If you need to courier documents, please contact our Registry staff in the first instance to confirm the appropriate delivery details.

He waka eke noa.

The Supreme Court has had the final say on the status of ‘on sold’ earthquake damaged properties insured by IAG at the time of the Canterbury earthquakes.

In a judgment released yesterday, the Supreme Court by 3:2 majority, decided that owners of on sold properties are not entitled to replacement benefits under the IAG policy. The decision is a blow to purchasers of damaged properties, particularly those with undiscovered earthquake damage at the time of sale.

No assignment of replacement value?

The Barlows owned a house that was damaged in the earthquakes. With the insurance claim still unresolved, they sold the
house to the appellants and purported to assign their rights in respect of their claim under the policy.

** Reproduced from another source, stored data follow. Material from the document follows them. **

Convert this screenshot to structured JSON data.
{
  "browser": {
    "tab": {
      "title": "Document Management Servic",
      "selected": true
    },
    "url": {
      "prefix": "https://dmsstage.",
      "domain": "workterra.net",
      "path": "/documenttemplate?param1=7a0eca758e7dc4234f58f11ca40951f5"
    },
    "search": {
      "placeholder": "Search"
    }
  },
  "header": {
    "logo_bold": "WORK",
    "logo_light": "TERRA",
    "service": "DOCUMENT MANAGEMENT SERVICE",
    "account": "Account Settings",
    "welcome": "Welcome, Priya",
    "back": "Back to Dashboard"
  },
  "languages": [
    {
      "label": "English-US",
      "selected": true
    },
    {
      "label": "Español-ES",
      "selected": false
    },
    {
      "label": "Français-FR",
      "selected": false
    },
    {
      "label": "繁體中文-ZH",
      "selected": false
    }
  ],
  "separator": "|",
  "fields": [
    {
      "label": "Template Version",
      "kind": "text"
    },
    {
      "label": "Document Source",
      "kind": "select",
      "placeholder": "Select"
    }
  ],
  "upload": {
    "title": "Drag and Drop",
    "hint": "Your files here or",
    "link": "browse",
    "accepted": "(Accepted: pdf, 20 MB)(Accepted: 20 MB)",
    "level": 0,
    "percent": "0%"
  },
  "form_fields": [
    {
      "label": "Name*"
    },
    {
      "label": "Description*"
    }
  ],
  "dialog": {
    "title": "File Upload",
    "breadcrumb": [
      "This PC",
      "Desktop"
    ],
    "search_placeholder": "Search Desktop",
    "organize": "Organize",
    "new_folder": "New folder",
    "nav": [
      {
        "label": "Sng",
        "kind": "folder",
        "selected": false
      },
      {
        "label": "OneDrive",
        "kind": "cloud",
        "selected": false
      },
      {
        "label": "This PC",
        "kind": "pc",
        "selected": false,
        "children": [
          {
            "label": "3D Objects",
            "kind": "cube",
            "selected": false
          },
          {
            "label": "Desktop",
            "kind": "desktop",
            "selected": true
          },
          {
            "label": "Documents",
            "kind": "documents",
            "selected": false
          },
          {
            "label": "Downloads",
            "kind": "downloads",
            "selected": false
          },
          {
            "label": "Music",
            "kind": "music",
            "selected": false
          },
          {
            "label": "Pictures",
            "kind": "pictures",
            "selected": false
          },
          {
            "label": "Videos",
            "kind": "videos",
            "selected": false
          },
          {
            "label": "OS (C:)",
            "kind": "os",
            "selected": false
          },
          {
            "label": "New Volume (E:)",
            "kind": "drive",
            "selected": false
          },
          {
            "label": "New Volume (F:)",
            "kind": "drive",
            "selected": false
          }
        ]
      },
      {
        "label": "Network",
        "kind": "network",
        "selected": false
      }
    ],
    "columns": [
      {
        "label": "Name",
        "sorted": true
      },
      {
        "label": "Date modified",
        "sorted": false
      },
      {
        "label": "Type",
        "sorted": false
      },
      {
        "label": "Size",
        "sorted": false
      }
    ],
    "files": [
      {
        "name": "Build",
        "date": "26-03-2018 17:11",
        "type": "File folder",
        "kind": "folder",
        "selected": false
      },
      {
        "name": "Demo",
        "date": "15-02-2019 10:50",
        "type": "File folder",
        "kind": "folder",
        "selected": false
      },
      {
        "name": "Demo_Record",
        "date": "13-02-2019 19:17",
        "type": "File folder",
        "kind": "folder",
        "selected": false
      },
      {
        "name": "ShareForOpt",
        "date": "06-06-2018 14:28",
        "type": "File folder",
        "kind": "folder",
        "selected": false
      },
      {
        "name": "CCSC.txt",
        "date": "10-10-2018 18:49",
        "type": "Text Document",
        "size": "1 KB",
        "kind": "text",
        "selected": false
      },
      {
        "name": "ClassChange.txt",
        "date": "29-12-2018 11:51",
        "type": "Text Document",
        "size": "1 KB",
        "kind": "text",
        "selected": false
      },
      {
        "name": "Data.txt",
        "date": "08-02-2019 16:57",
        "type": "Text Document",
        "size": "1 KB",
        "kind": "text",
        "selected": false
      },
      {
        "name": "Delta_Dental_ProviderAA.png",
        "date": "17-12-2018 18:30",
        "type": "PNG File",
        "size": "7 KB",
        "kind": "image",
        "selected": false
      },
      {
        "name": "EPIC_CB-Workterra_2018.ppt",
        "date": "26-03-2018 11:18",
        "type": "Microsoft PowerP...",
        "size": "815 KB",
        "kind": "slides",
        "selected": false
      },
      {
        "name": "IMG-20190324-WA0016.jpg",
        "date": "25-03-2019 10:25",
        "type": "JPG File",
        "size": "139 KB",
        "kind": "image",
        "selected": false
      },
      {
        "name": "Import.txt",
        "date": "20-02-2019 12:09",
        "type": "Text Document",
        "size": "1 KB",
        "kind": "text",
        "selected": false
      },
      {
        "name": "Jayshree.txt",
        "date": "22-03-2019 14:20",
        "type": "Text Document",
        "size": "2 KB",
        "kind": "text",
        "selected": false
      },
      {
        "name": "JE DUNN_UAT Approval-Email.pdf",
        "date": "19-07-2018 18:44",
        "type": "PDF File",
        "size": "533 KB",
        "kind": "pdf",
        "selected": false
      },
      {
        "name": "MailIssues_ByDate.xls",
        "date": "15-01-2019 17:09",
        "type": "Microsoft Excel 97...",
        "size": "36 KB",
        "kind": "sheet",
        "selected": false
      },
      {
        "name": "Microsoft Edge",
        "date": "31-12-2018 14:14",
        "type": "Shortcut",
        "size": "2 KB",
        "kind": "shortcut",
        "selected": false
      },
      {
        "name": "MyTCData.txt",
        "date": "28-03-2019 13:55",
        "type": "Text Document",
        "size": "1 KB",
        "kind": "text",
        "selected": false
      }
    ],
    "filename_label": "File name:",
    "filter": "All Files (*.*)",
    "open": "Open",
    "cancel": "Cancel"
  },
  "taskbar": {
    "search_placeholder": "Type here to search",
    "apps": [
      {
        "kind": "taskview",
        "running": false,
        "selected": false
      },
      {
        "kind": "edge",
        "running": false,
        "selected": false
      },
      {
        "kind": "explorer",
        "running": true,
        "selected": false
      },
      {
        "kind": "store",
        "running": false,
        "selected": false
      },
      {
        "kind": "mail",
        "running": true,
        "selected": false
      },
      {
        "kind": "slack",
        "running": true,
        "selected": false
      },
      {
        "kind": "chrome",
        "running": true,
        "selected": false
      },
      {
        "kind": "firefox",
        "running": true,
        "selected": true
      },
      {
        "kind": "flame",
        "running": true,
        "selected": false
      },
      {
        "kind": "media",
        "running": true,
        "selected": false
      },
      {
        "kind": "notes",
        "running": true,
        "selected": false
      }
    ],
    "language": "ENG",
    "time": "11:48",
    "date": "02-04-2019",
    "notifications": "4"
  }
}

The key issue was whether the assignment transferred the Barlows’ entitlement to replacement costs under the policy. IAG claimed that the assignment only transferred an entitlement to an indemnity payment as the entitlement to replacement benefits under the policy was personal to the Barlows.

IAG had been successful in the High Court and the Court of Appeal based on an earlier decision in Bryant v Primary
Industries Insurance Co Ltd. While the majority in the Supreme Court accepted that the reasoning in Bryant was
‘contestable’ in places, they considered the decision was largely correct and found:

  • A claim under an insurance policy can be assigned, however, while this means that an assignee has an entitlement to an indemnity payment they do not have an entitlement under the IAG policy to replacement costs
  • The Barlows’ entitlement to replacement benefits was not an ‘accrued right’ capable of being assigned but rather it was conditional on them actually incurring the cost of reinstatement
  • As the Barlows had not incurred any reinstatement costs they did not have any rights to reinstatement costs to assign to the purchasers.
Minority judgment

While the minority (Glazebrook and Arnold JJ) were unable to distinguish Bryant they considered the case was wrongly decided and poorly reasoned. They disagreed that the policy required the Barlows to restore the house personally finding that:

  • The replacement benefit had already ‘accrued’ at the time of the assignment; the right to payment for the loss arose at the time of the earthquakes
  • There was nothing so obviously personal in the restoration condition that it could only be discharged by the Barlows. The Barlows would have a very limited role to play as the insurer would likely contract third parties to carry out the repairs.
Is there any room left for argument by purchasers?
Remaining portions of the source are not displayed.